Page 106 - The Thief's Journal
P. 106
“Everyone's broke.”
The Thief's Journal
It was not a burial for a dead man that Guy was demanding. He wanted the pomp of the world to be accorded his hoodlum friend who had been shot down by the bullets of a cop. He wished to weave for the humblest the handsomest of floral mantles. To honor the friend, but above all to glorify the most wretched with the means employed by those who regard them as such and are even responsible for their being so.
“Doesn't it make you sore to know that cops who get killed get first−class funerals?” “Does that bother you?”
“Doesn't it you? And when they bury judges, the whole court walks behind.”
Guy was excited. He was lit up with indignation. He was generous and without restraint. “Nobody's got any dough.”
“Got to find some.”
“Go swipe some flowers with his pals.” “You're crazy!”
He spoke in a hollow voice, shamefully, perhaps regretfully. A madman can pay homage to his dead with remarkable funerals. He can and must invent rites. Guy already had the pathetic attitude of a dog shitting. It squeezes, its gaze is fixed, its four paws are close together beneath its arched body; and it trembles, from head to reeking turd. I remember my shame, in addition to my astonishment, in the presence of so needless a gesture, when one Sunday, at the cemetery, my foster mother, after looking about her, tore a clump of marigolds from an unknown and quite fresh grave and replanted them on the grave of her daughter. Stealing flowers anywhere to cover the coffin of a loved one is a gesture—Guy was aware of this—which does not gratify the thief. No humor is tolerated in such a situation.

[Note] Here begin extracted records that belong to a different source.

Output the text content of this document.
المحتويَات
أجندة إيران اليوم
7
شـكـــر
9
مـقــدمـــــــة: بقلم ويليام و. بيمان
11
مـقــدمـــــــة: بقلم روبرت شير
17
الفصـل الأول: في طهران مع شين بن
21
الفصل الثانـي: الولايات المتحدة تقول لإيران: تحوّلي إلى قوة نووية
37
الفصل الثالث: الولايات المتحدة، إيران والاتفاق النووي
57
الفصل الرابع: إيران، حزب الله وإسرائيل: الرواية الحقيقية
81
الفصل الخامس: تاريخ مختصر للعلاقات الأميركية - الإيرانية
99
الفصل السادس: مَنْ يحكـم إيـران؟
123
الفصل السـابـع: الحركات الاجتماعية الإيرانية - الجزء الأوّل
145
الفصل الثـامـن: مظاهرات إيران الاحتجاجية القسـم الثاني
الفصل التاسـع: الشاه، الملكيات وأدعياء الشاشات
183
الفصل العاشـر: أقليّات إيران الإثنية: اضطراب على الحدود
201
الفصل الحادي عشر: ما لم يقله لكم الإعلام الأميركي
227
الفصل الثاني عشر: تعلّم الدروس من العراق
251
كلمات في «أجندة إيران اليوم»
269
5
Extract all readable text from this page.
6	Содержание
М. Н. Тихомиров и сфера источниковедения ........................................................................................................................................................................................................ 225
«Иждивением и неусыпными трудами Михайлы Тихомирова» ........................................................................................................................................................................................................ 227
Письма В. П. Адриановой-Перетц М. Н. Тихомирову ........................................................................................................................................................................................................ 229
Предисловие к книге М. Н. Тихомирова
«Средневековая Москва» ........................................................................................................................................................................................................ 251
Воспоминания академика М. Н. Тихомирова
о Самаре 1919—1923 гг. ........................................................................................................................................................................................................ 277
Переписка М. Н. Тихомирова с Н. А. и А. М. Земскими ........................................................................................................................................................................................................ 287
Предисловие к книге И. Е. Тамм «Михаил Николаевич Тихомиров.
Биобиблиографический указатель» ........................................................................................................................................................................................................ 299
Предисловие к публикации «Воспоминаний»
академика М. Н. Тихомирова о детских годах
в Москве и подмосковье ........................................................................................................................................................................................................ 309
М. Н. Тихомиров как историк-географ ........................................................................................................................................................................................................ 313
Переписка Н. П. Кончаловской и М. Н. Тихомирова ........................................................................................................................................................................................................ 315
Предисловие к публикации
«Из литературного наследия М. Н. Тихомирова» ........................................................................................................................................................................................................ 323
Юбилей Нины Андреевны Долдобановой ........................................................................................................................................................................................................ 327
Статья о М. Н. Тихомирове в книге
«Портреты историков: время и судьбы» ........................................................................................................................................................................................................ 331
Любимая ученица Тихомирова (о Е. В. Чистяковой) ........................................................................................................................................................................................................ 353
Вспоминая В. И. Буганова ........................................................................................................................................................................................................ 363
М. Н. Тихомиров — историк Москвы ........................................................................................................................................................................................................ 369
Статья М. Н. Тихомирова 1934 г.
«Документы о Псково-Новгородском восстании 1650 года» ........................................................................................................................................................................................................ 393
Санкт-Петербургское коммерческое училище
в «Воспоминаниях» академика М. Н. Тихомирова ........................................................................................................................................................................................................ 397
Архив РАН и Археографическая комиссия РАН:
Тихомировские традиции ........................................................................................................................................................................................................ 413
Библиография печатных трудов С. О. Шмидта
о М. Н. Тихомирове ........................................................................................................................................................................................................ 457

“Well, what are you going to do?”
“I'm going to rob, but fast. A stick−up.” “Have anything in mind?”
“No.”
“Well?”
At night, with two friends, he pilfered some flowers from the Montparnasse Cemetery. They went over the wall on the Rue Froidevaux, near the urinal. It was, so Guy told me later, a lark. Perhaps, as always when he committed a burglary, he took a crap. At night, if it's dark, he lets down his pants, usually behind the main entrance, or at the bottom of the stairway, in the yard. This familiar gesture restores his assurance. He knows that in French slang a turd is known as a “watchman”.
“I'm going to post a watchman,” he says. We then go up more calmly. The place is less strange to us.